It was night, heading down Main Street just after dusk, when headlights started to click on motorist's vehicles. My smallish car was traveling next to a heaving, snorting Metro bus that was bouncing forward after the light turned green. There was still light enough to see pavement ahead, and as one corner of my eye watched the metal beast in the left lane, a small black ghost darted not thirty feet in front of us as fast as anything I have ever seen.
When a cat runs, usually there is a lope as the back end rises to gather legs under for the next plunge of propulsion. If there is desperation, the whole body stretches into a horizontal line low to the ground and time stands still with the best of hopes, as the animal breaks laws of physics like eggshells. This was a young cat, her head level as the rest of her body spun straw into gold, and she made it ahead of us into the parking lot of the U-Haul Rental. She was almost invisible, she went so fast.

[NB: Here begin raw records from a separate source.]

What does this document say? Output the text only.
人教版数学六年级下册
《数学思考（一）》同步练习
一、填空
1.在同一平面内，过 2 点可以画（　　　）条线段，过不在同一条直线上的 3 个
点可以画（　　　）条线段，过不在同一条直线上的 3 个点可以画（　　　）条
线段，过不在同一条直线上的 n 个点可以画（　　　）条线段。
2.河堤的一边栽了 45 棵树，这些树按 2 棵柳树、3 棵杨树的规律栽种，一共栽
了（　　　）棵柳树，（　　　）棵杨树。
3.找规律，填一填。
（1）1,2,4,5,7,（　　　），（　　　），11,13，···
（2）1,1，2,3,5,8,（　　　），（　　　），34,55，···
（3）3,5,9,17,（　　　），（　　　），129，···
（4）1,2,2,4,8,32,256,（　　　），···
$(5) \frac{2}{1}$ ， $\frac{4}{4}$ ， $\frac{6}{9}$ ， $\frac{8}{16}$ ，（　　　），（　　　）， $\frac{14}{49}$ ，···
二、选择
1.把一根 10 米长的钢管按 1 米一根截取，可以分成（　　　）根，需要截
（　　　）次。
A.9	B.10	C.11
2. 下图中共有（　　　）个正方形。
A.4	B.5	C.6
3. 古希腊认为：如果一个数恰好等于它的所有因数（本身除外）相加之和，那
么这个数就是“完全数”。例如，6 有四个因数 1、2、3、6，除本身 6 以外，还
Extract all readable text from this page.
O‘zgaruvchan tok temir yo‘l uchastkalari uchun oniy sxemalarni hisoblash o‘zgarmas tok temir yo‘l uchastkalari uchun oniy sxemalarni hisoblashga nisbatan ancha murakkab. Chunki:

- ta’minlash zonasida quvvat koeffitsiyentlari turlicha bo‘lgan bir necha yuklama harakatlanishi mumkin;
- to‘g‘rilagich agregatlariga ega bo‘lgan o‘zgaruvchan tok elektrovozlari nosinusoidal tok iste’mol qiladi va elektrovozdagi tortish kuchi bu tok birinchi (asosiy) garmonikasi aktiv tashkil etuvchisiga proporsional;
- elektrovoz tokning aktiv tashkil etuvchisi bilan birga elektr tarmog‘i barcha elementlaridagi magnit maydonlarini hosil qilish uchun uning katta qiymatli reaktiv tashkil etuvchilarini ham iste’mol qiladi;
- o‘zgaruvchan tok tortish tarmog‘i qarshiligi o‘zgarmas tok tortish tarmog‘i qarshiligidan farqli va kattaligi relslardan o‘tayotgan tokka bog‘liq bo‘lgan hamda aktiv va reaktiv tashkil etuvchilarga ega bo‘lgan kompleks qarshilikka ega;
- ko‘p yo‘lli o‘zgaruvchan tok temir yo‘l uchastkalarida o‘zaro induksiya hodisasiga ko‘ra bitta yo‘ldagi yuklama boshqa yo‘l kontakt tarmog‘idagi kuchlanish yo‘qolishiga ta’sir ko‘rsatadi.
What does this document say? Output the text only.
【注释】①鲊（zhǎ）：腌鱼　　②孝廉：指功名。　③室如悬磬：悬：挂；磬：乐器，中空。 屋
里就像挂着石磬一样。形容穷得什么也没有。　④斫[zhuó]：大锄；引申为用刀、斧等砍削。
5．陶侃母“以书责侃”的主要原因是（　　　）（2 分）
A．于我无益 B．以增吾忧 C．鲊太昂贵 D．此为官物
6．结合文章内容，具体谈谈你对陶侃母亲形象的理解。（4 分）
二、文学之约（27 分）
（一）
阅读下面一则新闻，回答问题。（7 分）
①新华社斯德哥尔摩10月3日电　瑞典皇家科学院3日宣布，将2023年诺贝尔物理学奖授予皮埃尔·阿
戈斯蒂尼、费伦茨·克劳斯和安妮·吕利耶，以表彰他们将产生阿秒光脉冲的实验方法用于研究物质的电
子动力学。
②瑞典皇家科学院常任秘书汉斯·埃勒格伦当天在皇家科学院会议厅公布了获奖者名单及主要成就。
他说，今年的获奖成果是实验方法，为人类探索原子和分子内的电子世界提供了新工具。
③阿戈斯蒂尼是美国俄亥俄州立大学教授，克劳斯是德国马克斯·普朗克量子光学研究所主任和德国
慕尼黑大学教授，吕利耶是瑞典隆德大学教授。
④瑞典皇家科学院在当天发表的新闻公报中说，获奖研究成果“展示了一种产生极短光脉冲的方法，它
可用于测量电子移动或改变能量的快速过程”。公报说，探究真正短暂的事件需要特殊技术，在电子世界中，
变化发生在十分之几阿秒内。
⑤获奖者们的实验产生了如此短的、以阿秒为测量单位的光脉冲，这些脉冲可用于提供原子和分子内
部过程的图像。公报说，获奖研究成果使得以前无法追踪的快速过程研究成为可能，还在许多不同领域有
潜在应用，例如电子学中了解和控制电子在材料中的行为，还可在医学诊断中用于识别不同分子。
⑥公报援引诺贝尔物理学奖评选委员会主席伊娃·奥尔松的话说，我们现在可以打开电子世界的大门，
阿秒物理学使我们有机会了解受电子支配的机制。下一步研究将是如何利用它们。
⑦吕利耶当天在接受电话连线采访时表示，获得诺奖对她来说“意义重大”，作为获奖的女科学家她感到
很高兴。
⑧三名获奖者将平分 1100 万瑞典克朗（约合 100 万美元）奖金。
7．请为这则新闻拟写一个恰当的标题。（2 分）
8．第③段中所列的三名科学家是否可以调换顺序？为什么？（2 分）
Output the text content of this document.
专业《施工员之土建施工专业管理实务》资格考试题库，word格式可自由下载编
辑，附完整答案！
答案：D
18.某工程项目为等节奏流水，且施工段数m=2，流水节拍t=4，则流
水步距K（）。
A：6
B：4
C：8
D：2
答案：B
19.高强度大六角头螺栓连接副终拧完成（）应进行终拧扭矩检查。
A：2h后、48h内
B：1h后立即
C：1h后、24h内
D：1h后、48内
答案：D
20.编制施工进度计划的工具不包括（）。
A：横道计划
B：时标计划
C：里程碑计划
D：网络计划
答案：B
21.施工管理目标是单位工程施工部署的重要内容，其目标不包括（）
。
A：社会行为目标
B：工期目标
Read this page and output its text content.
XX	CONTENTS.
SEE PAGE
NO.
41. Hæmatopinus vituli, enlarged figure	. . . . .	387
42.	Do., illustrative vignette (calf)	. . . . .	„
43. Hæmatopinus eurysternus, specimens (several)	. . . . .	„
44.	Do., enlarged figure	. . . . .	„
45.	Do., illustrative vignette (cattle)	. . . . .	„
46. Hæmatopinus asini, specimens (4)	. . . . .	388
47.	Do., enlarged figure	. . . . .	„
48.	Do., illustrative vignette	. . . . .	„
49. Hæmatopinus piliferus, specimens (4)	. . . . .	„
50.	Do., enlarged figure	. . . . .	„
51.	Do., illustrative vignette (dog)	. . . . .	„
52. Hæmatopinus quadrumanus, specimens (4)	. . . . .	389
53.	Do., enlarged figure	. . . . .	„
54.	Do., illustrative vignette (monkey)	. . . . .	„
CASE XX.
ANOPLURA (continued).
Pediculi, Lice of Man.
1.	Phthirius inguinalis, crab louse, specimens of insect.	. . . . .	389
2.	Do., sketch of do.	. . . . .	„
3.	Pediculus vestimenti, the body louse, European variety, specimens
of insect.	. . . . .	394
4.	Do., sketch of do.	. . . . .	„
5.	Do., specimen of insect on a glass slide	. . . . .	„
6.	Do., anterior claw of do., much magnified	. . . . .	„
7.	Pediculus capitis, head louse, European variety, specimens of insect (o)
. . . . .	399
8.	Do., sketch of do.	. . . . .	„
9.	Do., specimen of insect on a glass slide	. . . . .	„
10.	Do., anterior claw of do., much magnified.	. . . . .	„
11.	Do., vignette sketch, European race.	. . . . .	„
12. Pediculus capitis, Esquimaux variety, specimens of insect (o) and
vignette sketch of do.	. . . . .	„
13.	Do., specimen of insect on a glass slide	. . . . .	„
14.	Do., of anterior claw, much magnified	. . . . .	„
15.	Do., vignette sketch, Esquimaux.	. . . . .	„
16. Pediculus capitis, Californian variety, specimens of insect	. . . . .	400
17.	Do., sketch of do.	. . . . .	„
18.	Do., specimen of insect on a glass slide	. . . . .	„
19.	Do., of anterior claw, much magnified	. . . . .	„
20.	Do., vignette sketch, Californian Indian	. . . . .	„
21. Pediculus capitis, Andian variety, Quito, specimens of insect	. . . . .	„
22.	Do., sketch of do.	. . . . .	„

No sign of her as I went by the scrubby area, this phantasm of black lightning. Most likely a feral in a poor area, a cat that thinks to cross Main Street at rush hour has to have some sort of street smarts, especially being so young. I don't think the bus saw her, there was no braking evident; she is purely lucky to have made it. Little one, please keep your head on straight and no more daredevil escapes across city streets. I wish I had a blanket for you, a bowl of food, a place to rest.
It is only afternoon, a starling sits on my windowsill squawking about the snow blowing in off the lake. My own family is burrowed into midday naps, all rescues from shelters, the vet, or my Min from a back porch further north. Count your whiskers, cousins all; snow and wind, door and roof.